All the while my polyhydramnios was causing more pressure and breathing difficulties. At 7 months pregnant, I definitely looked 9+ months pregnant. The talk about Trisomy-13 continued as well, so the doctors decided they wanted to do an amniocentesis for more genetic testing. At first, I was against this. I knew the risks could be early delivery, but ultimately, we decided to go ahead and have it done. One reason was that if we knew he had Trisomy-13 or another deadly genetic condition before his birth, then it would help us know better how to proceed with those difficult choices we knew we were going to have to make after his birth. Also, while they were doing the amniocentesis, they would be able to do a fluid reduction, which would alleviate some of my pressure and breathing difficulties. So, in the end, we decided to schedule it and it happened on a Monday morning (8/8/2016) which was exactly 32 weeks to the day. After the procedure, I was nervous but remember feeling physically better overall, because the pressure had been relieved a little bit and I could finally take a deep breath again. Also, we felt relieved because we would know the genetic outcomes before his birth.

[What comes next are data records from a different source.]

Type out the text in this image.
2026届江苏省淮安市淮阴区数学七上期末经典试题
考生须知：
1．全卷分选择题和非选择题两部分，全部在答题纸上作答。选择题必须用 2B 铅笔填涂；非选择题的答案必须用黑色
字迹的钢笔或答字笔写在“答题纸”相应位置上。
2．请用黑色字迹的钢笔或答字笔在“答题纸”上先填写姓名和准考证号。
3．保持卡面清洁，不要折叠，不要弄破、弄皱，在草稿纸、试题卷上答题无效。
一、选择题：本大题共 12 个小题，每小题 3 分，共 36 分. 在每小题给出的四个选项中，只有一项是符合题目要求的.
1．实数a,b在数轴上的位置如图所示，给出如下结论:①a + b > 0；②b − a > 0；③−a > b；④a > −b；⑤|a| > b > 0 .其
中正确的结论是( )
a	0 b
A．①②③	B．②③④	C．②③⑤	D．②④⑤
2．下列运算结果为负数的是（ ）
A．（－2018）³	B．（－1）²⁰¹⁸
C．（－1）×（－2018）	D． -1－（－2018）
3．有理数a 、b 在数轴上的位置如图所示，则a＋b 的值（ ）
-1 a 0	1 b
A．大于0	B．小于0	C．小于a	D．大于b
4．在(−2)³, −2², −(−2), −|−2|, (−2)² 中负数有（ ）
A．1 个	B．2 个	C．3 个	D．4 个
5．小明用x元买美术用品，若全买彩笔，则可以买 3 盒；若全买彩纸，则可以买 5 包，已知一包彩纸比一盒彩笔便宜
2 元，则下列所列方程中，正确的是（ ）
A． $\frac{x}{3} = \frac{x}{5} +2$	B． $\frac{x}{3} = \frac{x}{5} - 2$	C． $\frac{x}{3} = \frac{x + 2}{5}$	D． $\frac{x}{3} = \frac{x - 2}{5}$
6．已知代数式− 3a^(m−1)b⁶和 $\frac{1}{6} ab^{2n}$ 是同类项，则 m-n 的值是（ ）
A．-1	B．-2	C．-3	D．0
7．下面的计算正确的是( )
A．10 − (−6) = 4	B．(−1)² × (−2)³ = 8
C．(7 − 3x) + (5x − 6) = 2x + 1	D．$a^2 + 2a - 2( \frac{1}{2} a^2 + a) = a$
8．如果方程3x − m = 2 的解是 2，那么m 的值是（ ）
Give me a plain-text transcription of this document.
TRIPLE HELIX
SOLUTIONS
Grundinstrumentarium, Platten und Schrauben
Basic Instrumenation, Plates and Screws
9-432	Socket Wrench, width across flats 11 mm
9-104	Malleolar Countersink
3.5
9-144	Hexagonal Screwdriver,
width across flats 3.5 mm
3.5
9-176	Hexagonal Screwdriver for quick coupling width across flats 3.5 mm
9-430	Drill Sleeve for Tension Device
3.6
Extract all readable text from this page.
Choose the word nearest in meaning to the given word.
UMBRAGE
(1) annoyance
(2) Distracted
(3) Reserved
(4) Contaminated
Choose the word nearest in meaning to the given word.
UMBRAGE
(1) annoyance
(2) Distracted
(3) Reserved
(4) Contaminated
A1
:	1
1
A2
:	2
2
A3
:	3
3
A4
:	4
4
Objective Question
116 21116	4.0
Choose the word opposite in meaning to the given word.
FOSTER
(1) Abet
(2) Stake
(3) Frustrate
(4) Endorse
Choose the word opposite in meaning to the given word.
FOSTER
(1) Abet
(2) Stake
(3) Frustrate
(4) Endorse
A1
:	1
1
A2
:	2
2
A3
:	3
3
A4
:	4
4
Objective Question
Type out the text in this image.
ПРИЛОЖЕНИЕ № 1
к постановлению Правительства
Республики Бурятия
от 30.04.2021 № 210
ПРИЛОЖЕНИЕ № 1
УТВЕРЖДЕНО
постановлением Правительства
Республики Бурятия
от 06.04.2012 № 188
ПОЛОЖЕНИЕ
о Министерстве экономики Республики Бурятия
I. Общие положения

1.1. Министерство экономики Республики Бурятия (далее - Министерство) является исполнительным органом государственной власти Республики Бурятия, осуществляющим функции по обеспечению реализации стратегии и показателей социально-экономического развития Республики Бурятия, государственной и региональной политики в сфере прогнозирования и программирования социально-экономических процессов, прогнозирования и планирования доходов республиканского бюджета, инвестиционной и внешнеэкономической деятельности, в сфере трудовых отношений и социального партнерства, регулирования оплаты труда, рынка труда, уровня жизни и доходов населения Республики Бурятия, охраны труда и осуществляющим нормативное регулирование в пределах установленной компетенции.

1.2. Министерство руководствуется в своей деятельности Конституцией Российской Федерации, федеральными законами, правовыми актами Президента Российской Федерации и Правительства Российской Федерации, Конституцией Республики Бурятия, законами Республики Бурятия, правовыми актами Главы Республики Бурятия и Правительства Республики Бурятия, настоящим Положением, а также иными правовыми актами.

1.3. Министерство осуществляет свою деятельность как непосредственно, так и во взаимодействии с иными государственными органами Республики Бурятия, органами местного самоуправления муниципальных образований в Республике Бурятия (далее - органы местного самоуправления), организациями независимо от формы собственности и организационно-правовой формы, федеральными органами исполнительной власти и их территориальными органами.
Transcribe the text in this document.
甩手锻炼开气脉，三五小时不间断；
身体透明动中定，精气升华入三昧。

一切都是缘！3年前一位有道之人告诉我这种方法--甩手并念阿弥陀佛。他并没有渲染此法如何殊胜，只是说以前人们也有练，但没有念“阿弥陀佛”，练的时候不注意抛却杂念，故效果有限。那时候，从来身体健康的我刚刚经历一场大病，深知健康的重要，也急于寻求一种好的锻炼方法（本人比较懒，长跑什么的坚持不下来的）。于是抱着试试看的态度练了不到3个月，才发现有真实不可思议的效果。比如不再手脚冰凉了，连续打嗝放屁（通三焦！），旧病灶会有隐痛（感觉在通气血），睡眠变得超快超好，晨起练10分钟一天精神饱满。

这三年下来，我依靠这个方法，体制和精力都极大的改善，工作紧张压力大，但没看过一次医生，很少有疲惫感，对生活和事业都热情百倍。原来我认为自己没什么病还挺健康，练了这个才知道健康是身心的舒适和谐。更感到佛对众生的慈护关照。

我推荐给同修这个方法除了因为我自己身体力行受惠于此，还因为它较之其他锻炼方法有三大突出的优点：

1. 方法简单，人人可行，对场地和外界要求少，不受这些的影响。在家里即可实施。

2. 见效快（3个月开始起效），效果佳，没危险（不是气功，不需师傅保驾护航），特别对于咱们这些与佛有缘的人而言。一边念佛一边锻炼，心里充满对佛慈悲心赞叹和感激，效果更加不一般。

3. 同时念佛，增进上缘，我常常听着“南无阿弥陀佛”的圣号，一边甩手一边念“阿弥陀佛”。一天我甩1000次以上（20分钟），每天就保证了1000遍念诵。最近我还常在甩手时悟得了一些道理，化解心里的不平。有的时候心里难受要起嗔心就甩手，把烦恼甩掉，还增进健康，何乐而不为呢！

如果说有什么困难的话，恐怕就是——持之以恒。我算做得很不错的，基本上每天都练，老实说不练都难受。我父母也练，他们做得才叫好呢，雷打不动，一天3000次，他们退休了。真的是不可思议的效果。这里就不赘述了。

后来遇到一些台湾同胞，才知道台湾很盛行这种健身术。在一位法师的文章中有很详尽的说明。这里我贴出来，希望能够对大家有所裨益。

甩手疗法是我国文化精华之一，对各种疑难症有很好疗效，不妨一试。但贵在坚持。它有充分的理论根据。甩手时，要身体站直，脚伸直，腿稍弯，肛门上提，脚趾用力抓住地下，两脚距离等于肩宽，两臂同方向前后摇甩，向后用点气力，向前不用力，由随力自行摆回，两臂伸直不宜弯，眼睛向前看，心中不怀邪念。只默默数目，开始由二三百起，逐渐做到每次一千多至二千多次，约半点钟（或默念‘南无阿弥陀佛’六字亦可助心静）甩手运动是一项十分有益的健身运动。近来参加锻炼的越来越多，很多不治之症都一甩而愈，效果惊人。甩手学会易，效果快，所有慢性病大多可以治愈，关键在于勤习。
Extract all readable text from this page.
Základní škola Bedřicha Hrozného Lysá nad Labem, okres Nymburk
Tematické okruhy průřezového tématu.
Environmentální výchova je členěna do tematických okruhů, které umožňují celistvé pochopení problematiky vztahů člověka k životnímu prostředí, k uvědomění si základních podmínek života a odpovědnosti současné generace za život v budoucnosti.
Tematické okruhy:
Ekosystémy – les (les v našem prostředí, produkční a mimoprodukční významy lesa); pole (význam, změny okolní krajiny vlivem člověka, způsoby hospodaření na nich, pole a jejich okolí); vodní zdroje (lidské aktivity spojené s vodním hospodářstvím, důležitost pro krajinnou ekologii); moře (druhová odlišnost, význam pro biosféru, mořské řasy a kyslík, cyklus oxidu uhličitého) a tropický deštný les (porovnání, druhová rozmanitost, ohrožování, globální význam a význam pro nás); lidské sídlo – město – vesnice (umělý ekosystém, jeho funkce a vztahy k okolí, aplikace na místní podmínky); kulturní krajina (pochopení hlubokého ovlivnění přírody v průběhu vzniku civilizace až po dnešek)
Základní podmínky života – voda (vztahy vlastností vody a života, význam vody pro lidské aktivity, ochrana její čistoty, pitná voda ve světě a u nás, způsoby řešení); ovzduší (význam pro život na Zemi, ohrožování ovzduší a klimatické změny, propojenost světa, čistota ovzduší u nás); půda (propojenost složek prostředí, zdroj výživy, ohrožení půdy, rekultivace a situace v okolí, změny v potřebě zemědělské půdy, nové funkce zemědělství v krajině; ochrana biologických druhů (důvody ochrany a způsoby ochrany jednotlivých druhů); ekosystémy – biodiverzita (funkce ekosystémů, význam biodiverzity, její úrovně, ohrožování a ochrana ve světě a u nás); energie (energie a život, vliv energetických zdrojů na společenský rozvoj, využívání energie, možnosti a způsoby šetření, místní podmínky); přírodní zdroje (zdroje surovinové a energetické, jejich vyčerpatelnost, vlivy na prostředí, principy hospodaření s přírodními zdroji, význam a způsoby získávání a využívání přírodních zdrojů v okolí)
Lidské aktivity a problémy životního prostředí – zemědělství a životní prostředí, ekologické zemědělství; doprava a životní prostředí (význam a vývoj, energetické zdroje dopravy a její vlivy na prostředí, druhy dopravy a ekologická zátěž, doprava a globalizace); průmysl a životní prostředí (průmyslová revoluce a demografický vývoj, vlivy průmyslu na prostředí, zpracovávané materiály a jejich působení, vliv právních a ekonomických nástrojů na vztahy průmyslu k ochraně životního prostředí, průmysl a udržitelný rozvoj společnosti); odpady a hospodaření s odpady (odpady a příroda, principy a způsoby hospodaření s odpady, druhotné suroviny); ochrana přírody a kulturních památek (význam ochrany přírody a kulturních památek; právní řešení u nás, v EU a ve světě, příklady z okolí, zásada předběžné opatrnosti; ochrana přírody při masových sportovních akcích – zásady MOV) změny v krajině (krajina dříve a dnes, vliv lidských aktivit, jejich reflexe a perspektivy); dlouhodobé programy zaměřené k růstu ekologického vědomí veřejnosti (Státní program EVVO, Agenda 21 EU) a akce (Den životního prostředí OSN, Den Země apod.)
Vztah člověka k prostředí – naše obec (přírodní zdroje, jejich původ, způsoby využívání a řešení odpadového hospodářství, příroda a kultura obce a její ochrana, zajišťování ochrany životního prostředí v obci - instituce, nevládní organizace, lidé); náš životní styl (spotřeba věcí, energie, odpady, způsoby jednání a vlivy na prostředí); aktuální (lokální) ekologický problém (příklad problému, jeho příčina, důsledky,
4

As the day progressed, we tried to not stress as best we could. I asked Jason to get us Smashburger for dinner. I was sitting up in bed, eating my burger and whoosh, my water broke. I immediately started panicking and Jason ran out the door and grabbed the nurse. She ran in and immediately started calming me down. I just kept saying over and over it was too soon. A flurry of activity began. The first round of steroids were given and thankfully because of my polyhydramnios I still had enough fluid to keep him comfortable, even after the flood of my water breaking. They gave me medicine to try and stop the labor, but after 24 hours it was clear that our gummy bear was ready to make his entrance. So I was moved to a labor and delivery room and the preparations for his arrival began. I started my first of 3 rounds of magnesium because of my elevated blood pressure. Magnesium made everything that was going on, even that much worse. I felt like my insides were on fire. I kept telling everyone I was okay but didn’t think I could survive another minute. As we got close to 48 hours after my water broke, my labor started to go into full swing. Another round of steroids and magnesium started.

We still didn’t have the amnio results yet and the fear started growing. I remember telling Jason that no matter what happened, he had to make sure I was able to touch Teddy before they took him away. I told him over and over and over they had to make sure they let me touch him before they rushed him to the NICU. Over and over and over again. I told him he had to go with him, no matter what happened. As the night went on and the labor progressed, the magnesium and medicine they gave me made me confused and I couldn’t process my feelings and didn’t know how to feel. This moment that should have been so happy, was full of fear and sadness. The world was swirling around me, and I couldn’t catch my breath. The next thing I knew, they were saying it was time. It was 3:15 in the morning on August 10th and they told me I would need to start pushing soon. There had to be at least 20 people in the room, ready to do everything they could to save his life the moment he entered the world. I just kept saying to myself as I rubbed my belly “We will get through this together, We will get through this together….”

And I have never been able to eat Smashburger again.


The only picture we took the whole week in the hospital and the reason I asked for Smashburger!